Some breeders will tell you a miniature pig is fully grown at one year old, but this is not true. If a miniature pig is 40cm tall when it is one year old, it will most likely grow to be 50cm tall when it is fully grown. This is what we have found through our experience.
You should always ask for the height and age, as well as a photo of the parents of any piglet you are looking at buying.
Miniature pigs will take a bite into most plants and weeds without thinking much about whether it’s poisonous or not. The following plants are all poisonous to pigs and, if ingested, can be fatal:
Pigweed, Fiddleneck, Cabbage, Turnips, Broccoli, Mustard, Rape, Lambs Quarters, Irises, Golden Chain, Lamurnum, Tabacco, Tree Tobacco, Pokeweed, Mayapple, Mandrake, Wild Cherries, Black Cherry, Bitter Cherry, Choke Cherry, Pin Cherry, Bracken Fern, Rhubarb and Cocklebur.

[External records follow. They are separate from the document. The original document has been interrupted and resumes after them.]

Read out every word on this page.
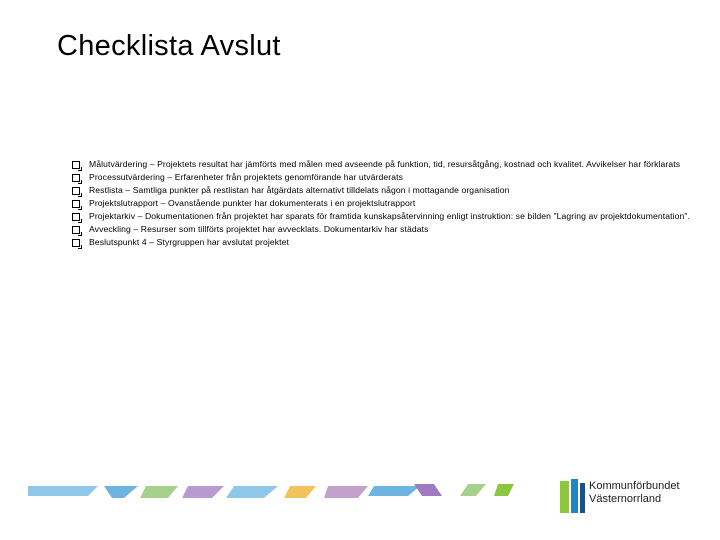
Checklista Avslut
Målutvärdering – Projektets resultat har jämförts med målen med avseende på funktion, tid, resursåtgång, kostnad och kvalitet. Avvikelser har förklarats
Processutvärdering – Erfarenheter från projektets genomförande har utvärderats
Restlista – Samtliga punkter på restlistan har åtgärdats alternativt tilldelats någon i mottagande organisation
Projektslutrapport – Ovanstående punkter har dokumenterats i en projektslutrapport
Projektarkiv – Dokumentationen från projektet har sparats för framtida kunskapsåtervinning enligt instruktion: se bilden "Lagring av projektdokumentation".
Avveckling – Resurser som tillförts projektet har avvecklats. Dokumentarkiv har städats
Beslutspunkt 4 – Styrgruppen har avslutat projektet
Kommunförbundet
Västernorrland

We don’t believe one sex of miniature pig makes a better pet than the other if they are de-sexed. It can all just come down to whether you are a girl pet person or a boy pet person.
All of our breeding stock and our piglets are vaccinated with the PLEvac vaccine. This vaccinates for Parvovirus, Leptospirosis and Erysipelas.
One of the primary diseases pig owners should be vaccinating their pigs against is Leptospirosis. Lepto is zoonotic, meaning humans can pick up the bacteria from contact with the urine of an infected pig. In some cases, a swine’s leptospirosis infection is asymptomatic. When symptoms occur, they can include fever, muscle pain, vomiting and diarrhea, loss of appetite, lethargy, depression, and blood in the urine.
The other disease our vet recommends pet pig owners vaccinate for is Erysipelas. Swine erysipelas is an infectious disease caused by the bacterium Erysipelothrix rhusiopathiae seen mainly in growing pigs and characterised clinically by sudden death, fever, diamond-shaped skin lesions and arthritis. The fever can induce abortion in pregnant gilts and sows.
PLEvac does cover both of these, which we vaccinate all of our piglets with at six weeks of age before they leave our farm to go to their new homes. Our vet recommends that piglets be given a booster of the PLEvac vaccine approximately 4-6 weeks after their initial vaccination.
We also vaccinate all of our breeding stock with the ECOvac E.coli vaccine for pigs. Pregnant sows are vaccinated with ECOvac to protect neonatal piglets against E. coli scours.